The titular question asked by this article is surprisingly difficult to answer. Could the contents of your bathroom shelf and/or make-up bag really affect your ability to conceive? Furthermore, when we are exposed to so many different chemicals in our everyday lives, is it really ever going to be possible to identify which, if any, are causing us actual, measurable harm?
In researching this topic, it soon became abundantly clear that there are significant gaps in our knowledge and many unanswered questions remain:
- Where multiple endocrine disruptors are present in the same product, do they have a synergistic or cumulative effect?
- The ability to successfully produce live offspring (fecundability) is complex and couple-dependent. Males will also be exposed to endocrine disruptors in their daily lives, how much of an effect does this exposure have on a couple’s fertility? Are the chemicals typically the same, or different; and could things that are relatively harmless to females, have a more drastic effect on the male reproductive system?
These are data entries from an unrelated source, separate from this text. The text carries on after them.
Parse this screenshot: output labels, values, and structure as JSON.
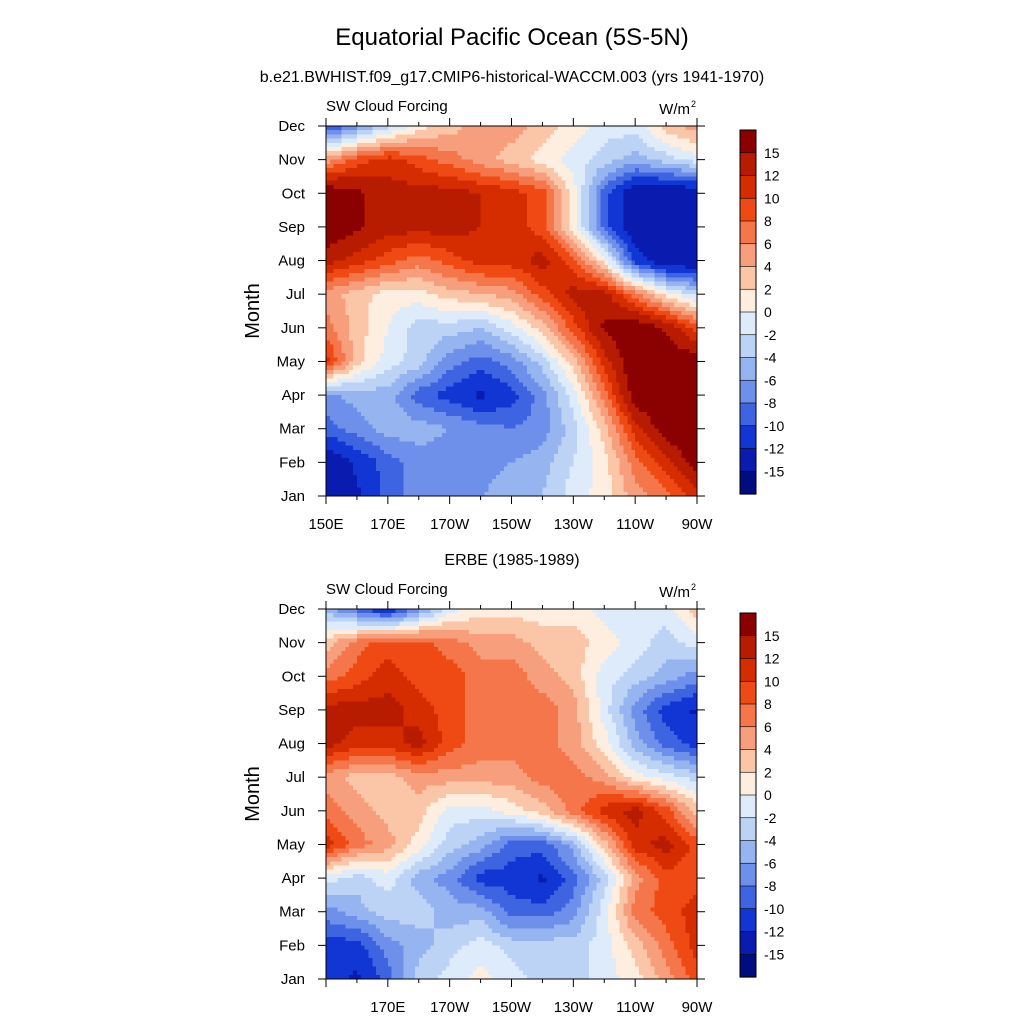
{
  "figure": {
    "title": "Equatorial Pacific Ocean (5S-5N)",
    "subtitle": "b.e21.BWHIST.f09_g17.CMIP6-historical-WACCM.003 (yrs 1941-1970)",
    "panel2_title": "ERBE (1985-1989)"
  },
  "colorbar": {
    "levels": [
      "15",
      "12",
      "10",
      "8",
      "6",
      "4",
      "2",
      "0",
      "-2",
      "-4",
      "-6",
      "-8",
      "-10",
      "-12",
      "-15"
    ],
    "colors": [
      "#8b0000",
      "#b71c00",
      "#d62d00",
      "#f04a14",
      "#f5764a",
      "#f79e7c",
      "#fbc6a8",
      "#fdeee0",
      "#deebfa",
      "#bcd3f6",
      "#96b4f0",
      "#6e90ea",
      "#3f64e2",
      "#1236d4",
      "#0a1cb0",
      "#000c80"
    ]
  },
  "chart_data": [
    {
      "type": "heatmap",
      "left_label": "SW Cloud Forcing",
      "right_label": "W/m",
      "right_label_sup": "2",
      "ylabel": "Month",
      "x_range": [
        "150E",
        "90W"
      ],
      "xtick_labels": [
        "150E",
        "170E",
        "170W",
        "150W",
        "130W",
        "110W",
        "90W"
      ],
      "y_categories": [
        "Jan",
        "Feb",
        "Mar",
        "Apr",
        "May",
        "Jun",
        "Jul",
        "Aug",
        "Sep",
        "Oct",
        "Nov",
        "Dec"
      ],
      "longitudes": [
        150,
        160,
        170,
        180,
        190,
        200,
        210,
        220,
        230,
        240,
        250,
        260,
        270
      ],
      "values": [
        [
          -16,
          -14,
          -10,
          -8,
          -8,
          -7,
          -6,
          -5,
          -2,
          0,
          4,
          6,
          10
        ],
        [
          -16,
          -13,
          -10,
          -8,
          -8,
          -8,
          -7,
          -6,
          -3,
          0,
          6,
          10,
          15
        ],
        [
          -10,
          -8,
          -6,
          -6,
          -7,
          -8,
          -9,
          -8,
          -4,
          2,
          10,
          15,
          18
        ],
        [
          -8,
          -6,
          -6,
          -10,
          -12,
          -14,
          -12,
          -8,
          -2,
          6,
          15,
          18,
          18
        ],
        [
          10,
          2,
          -2,
          -4,
          -8,
          -10,
          -8,
          -4,
          2,
          10,
          16,
          16,
          15
        ],
        [
          6,
          2,
          -1,
          -4,
          -4,
          -5,
          -2,
          2,
          8,
          14,
          16,
          13,
          8
        ],
        [
          4,
          2,
          0,
          0,
          2,
          3,
          4,
          8,
          12,
          12,
          6,
          0,
          -4
        ],
        [
          12,
          10,
          8,
          6,
          8,
          10,
          10,
          12,
          8,
          0,
          -12,
          -16,
          -16
        ],
        [
          16,
          14,
          12,
          12,
          12,
          11,
          10,
          8,
          0,
          -10,
          -16,
          -16,
          -16
        ],
        [
          16,
          14,
          12,
          12,
          12,
          11,
          10,
          8,
          0,
          -10,
          -16,
          -16,
          -16
        ],
        [
          4,
          8,
          10,
          8,
          6,
          4,
          2,
          0,
          -2,
          -4,
          -6,
          -4,
          -2
        ],
        [
          -12,
          -8,
          -4,
          0,
          2,
          4,
          4,
          2,
          0,
          -2,
          -2,
          2,
          4
        ]
      ]
    },
    {
      "type": "heatmap",
      "left_label": "SW Cloud Forcing",
      "right_label": "W/m",
      "right_label_sup": "2",
      "ylabel": "Month",
      "x_range": [
        "150E",
        "90W"
      ],
      "xtick_labels": [
        "170E",
        "170W",
        "150W",
        "130W",
        "110W",
        "90W"
      ],
      "y_categories": [
        "Jan",
        "Feb",
        "Mar",
        "Apr",
        "May",
        "Jun",
        "Jul",
        "Aug",
        "Sep",
        "Oct",
        "Nov",
        "Dec"
      ],
      "longitudes": [
        150,
        160,
        170,
        180,
        190,
        200,
        210,
        220,
        230,
        240,
        250,
        260,
        270
      ],
      "values": [
        [
          -12,
          -14,
          -10,
          -4,
          -2,
          0,
          -2,
          -4,
          -4,
          -2,
          0,
          4,
          8
        ],
        [
          -12,
          -12,
          -8,
          -6,
          -4,
          -2,
          -4,
          -4,
          -4,
          -2,
          2,
          6,
          10
        ],
        [
          -8,
          -6,
          -4,
          -4,
          -6,
          -6,
          -10,
          -10,
          -8,
          -2,
          6,
          8,
          10
        ],
        [
          -2,
          -4,
          -2,
          -6,
          -8,
          -12,
          -12,
          -14,
          -10,
          -4,
          4,
          8,
          8
        ],
        [
          10,
          6,
          4,
          0,
          -4,
          -6,
          -10,
          -10,
          -6,
          2,
          10,
          12,
          8
        ],
        [
          6,
          4,
          2,
          2,
          -2,
          -2,
          0,
          2,
          6,
          10,
          12,
          8,
          2
        ],
        [
          4,
          2,
          2,
          4,
          4,
          4,
          4,
          6,
          6,
          4,
          0,
          -2,
          -4
        ],
        [
          12,
          10,
          10,
          12,
          8,
          6,
          6,
          6,
          4,
          0,
          -6,
          -10,
          -12
        ],
        [
          12,
          12,
          12,
          10,
          8,
          6,
          6,
          6,
          4,
          -2,
          -8,
          -12,
          -14
        ],
        [
          6,
          8,
          10,
          8,
          8,
          6,
          6,
          4,
          2,
          -2,
          -4,
          -6,
          -8
        ],
        [
          2,
          6,
          8,
          8,
          6,
          4,
          4,
          2,
          2,
          0,
          -2,
          -4,
          -2
        ],
        [
          -6,
          -10,
          -14,
          -8,
          -2,
          0,
          0,
          0,
          0,
          -2,
          -2,
          -2,
          2
        ]
      ]
    }
  ]
}
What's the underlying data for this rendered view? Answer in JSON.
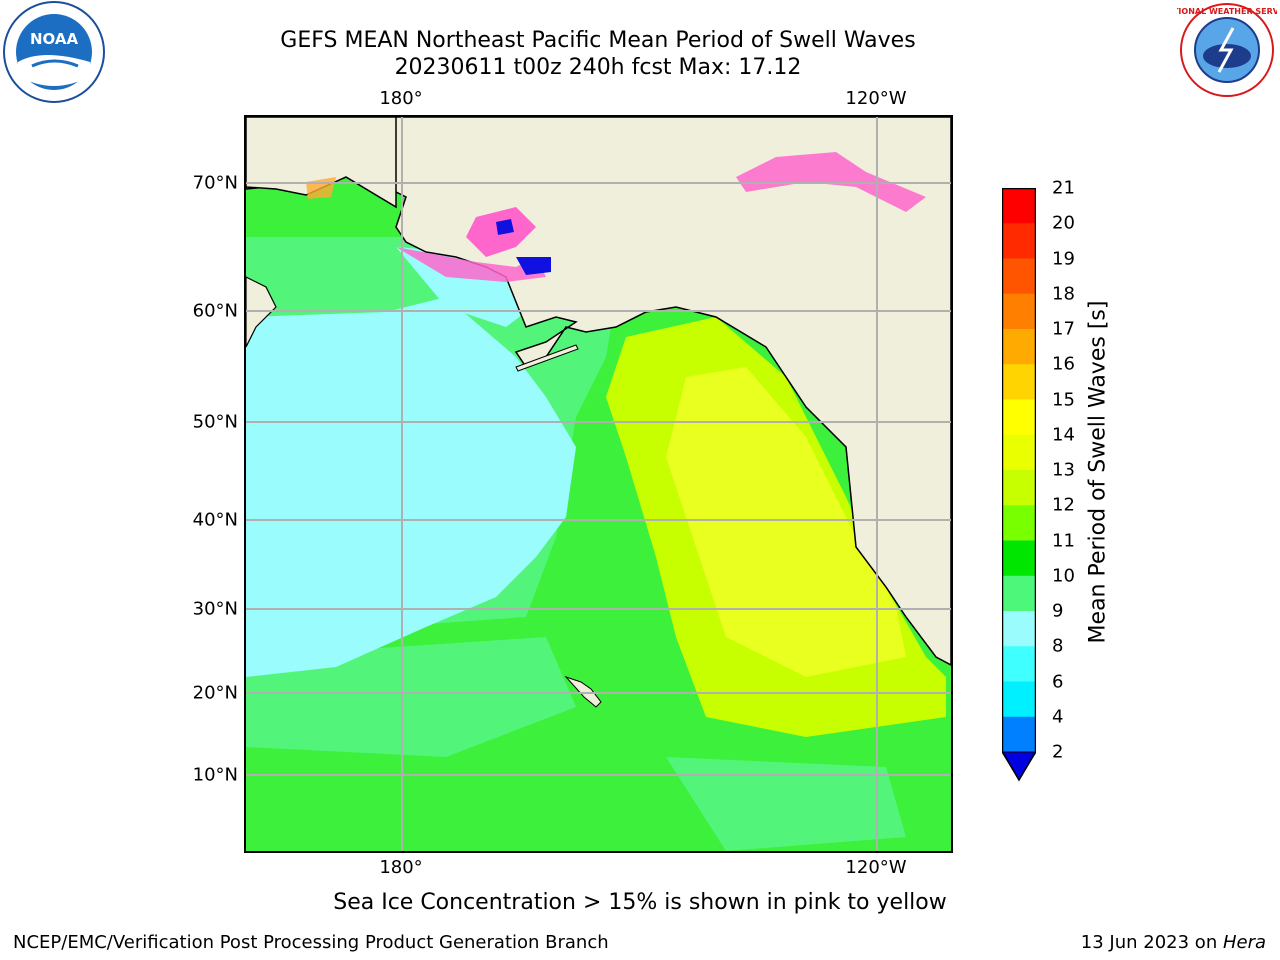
{
  "header": {
    "title_line1": "GEFS MEAN Northeast Pacific Mean Period of Swell Waves",
    "title_line2": "20230611 t00z 240h fcst   Max: 17.12"
  },
  "map": {
    "lon_labels": [
      "180°",
      "120°W"
    ],
    "lat_labels": [
      "70°N",
      "60°N",
      "50°N",
      "40°N",
      "30°N",
      "20°N",
      "10°N"
    ],
    "colors": {
      "land": "#efefdc",
      "ocean_green": "#3cf03c",
      "ocean_light_green": "#52f57a",
      "ocean_cyan": "#9afcfc",
      "ocean_yellow": "#e8ff20",
      "ice_pink": "#ff66cc",
      "gridline": "#b0b0b0",
      "coastline": "#000000"
    }
  },
  "colorbar": {
    "label": "Mean Period of Swell Waves [s]",
    "ticks": [
      "21",
      "20",
      "19",
      "18",
      "17",
      "16",
      "15",
      "14",
      "13",
      "12",
      "11",
      "10",
      "9",
      "8",
      "6",
      "4",
      "2"
    ],
    "colors": [
      "#ff0000",
      "#ff2a00",
      "#ff5500",
      "#ff8000",
      "#ffaa00",
      "#ffd400",
      "#ffff00",
      "#eaff00",
      "#c8ff00",
      "#78ff00",
      "#00e600",
      "#4cf77a",
      "#9afcfc",
      "#40ffff",
      "#00f0ff",
      "#0080ff",
      "#0000e0"
    ]
  },
  "footer": {
    "caption": "Sea Ice Concentration > 15% is shown in pink to yellow",
    "left": "NCEP/EMC/Verification Post Processing Product Generation Branch",
    "right_date": "13 Jun 2023 on ",
    "right_host": "Hera"
  },
  "logos": {
    "noaa": "NOAA",
    "nws": "NATIONAL WEATHER SERVICE"
  }
}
- The conclusions we are trying to make at this stage are largely based on animal studies. Those looking at human cases, tend to use the success and/or failure rate of IVF as a measure. There is a need for more studies designed to look at TTP, using environmentally-relevant doses of chemicals.
So where does this leave us? Preliminary work provides few definitive conclusions, but certainly raises awareness of just how widely used some of these chemicals are. Perhaps it is time we all made a switch away from chemically-laden products with incomplete safety profiles? Whilst the data remains inconclusive from a scientifically significant perspective, the fact is that more and more people want to understand exactly what ingredients are in the products they are using. So much so, that there are a growing number of ‘clean beauty’ products available; products that promote their use of natural, chemical-free ingredients.
- Cho, Yeon Jean, et al. “Nonpersistent Endocrine Disrupting Chemicals and Reproductive Health of Women.” Obstetrics & Gynecology Science, vol. 63, no. 1, Jan. 2020, pp. 1–12., doi:10.5468/ogs.2020.63.1.1.
- Hipwell, Alison E, et al. “Exposure to Non-Persistent Chemicals in Consumer Products and Fecundability: a Systematic Review.” Human Reproduction Update, vol. 25, no. 1, 1 Jan. 2019, pp. 51–71., doi:10.1093/humupd/dmy032.
- Rattan, Saniya, et al. “Exposure to Endocrine Disruptors during Adulthood: Consequences for Female Fertility.” Journal of Endocrinology, vol. 233, no. 3, June 2017, pp. R109–R129., doi:10.1530/joe-17-0023.
- Smarr, Melissa M., et al. “Urinary Concentrations of Parabens and Other Antimicrobial Chemicals and Their Association with Couples’ Fecundity.” Environmental Health Perspectives, vol. 125, no. 4, Apr. 2017, pp. 730–736., doi:10.1289/ehp189.